“Alora!”Salvia caught her wrist, and she was a child again, standing in her mother’s workroom. “How many times have I told you, never touch the spindle!”
Her eyes welled. “Why, mommy?”
Sighing, her mother kneeled and gently cradled her hands. “Your essence is precious, my sweet bloom. And the darkness is eager to drink it.”
Alora woke with a soft start to find Rune’s shadowed form beside her bed, so close she could feel the warmth of his breath brush her neck.

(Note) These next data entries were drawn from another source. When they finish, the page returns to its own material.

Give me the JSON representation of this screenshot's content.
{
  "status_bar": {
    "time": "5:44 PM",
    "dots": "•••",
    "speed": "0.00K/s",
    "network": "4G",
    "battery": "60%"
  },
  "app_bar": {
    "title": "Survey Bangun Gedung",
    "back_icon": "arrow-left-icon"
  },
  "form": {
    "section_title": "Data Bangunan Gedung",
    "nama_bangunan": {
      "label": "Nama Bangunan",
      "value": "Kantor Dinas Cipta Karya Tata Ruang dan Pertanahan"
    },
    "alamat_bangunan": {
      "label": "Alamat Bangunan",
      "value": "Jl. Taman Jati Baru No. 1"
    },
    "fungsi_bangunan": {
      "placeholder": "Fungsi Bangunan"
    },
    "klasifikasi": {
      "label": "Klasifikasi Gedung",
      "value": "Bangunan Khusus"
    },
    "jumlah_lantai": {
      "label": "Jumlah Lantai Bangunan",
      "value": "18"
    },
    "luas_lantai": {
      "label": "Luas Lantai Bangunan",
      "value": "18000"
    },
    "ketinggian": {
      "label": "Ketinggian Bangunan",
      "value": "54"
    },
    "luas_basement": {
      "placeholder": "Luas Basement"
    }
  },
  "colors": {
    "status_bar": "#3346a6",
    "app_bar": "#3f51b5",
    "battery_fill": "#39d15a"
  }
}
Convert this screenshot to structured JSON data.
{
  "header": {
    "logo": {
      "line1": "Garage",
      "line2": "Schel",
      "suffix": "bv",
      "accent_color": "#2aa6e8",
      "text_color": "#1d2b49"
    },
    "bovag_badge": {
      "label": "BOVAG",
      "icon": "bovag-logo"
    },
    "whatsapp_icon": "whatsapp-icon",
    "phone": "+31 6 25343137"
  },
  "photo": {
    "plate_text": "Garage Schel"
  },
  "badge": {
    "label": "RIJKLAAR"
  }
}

Her gasp caught in her throat, heart pounding.She reached for him, whispering his name, but he dissolved like smoke in the dawn.
And she was half convinced it was only a dream.
The days that followed bled into each other. And routine replaced rest.
From dawn to dusk Alora trained.
Moonlight filtered weakly through the canopy, swallowed by shadows that lingered in the corners of the cottage. Her small garden rang with the clash of metal and the thrum of magic. Her muscles ached. Her body stiff in leather armor, stained with sweat, dirt, and blood.
Calla was ruthless. Her voice like a whip and a stare sharp enough to cut. On the seventh morning, Alora was so exhausted, she collapsed into the moss and wept.
The female Harbinger stood against the sun, looking down at her stoically. “Stand, my lady.”
“I can’t.”
“Even when you falter, when all seems lost, you must never stay down.”
Alora looked past her toward the woods. Sometimes, in the hush between breaths, she sensed Rune. Like a wisp of shadow in the branches or a tendril of smoke in the heart, but he was never truly there. Her chest ached every time it hoped he was.
“Why does he push me away?” Alora asked, her voice breaking.
“Because he mistakes distance for protection,” Calla said, kneeling beside her. She wiped Alora’s face with a damp cloth, gentler than her voice had ever been. “Males occasionally forgethow enduring we are and it falls to us to remind them. Now stand. To wallow is beneath you.”
Even if she was right, Alora was too exhausted to do anything else.
So Calla sent her off to eat and bathe before she collapsed into bed with her hands still aching and her heart sore.
And dreams came swiftly for her again.
Sometimes they were wisps of images, a voice in the dark, a song on the wind, her mother dancing, then Alora dancing with a shadow in the moonlight.
This time it was different.
Rune stood in the center of a stone tower at the top of Karag Dûr, wind howling, with a view of the land in the dawn. His shoulders were bare, cloak gone, his eyes molten red. His gaze was fixed on the horizon like it was everything he couldn’t touch.
And then she saw it, the sun rising.
Alora gasped softly.Rune?
The first rays spilled across the land like beams of gold—and Rune did not flee. He stood there, calmly watching them rise up the mountain and land on his face.
And he burned.
Angry red streaks scorched his chest and face, skin blistering and charred.
She screamed his name.
He flinched away and vanished into the shadows.
Alora woke with a start, breath caught in her throat. The scent of smoke lingered in the air, but the fire in the hearth was cold.
Later, that morning, she sat at the table, staring at her cold porridge, the dream still clinging to her skin.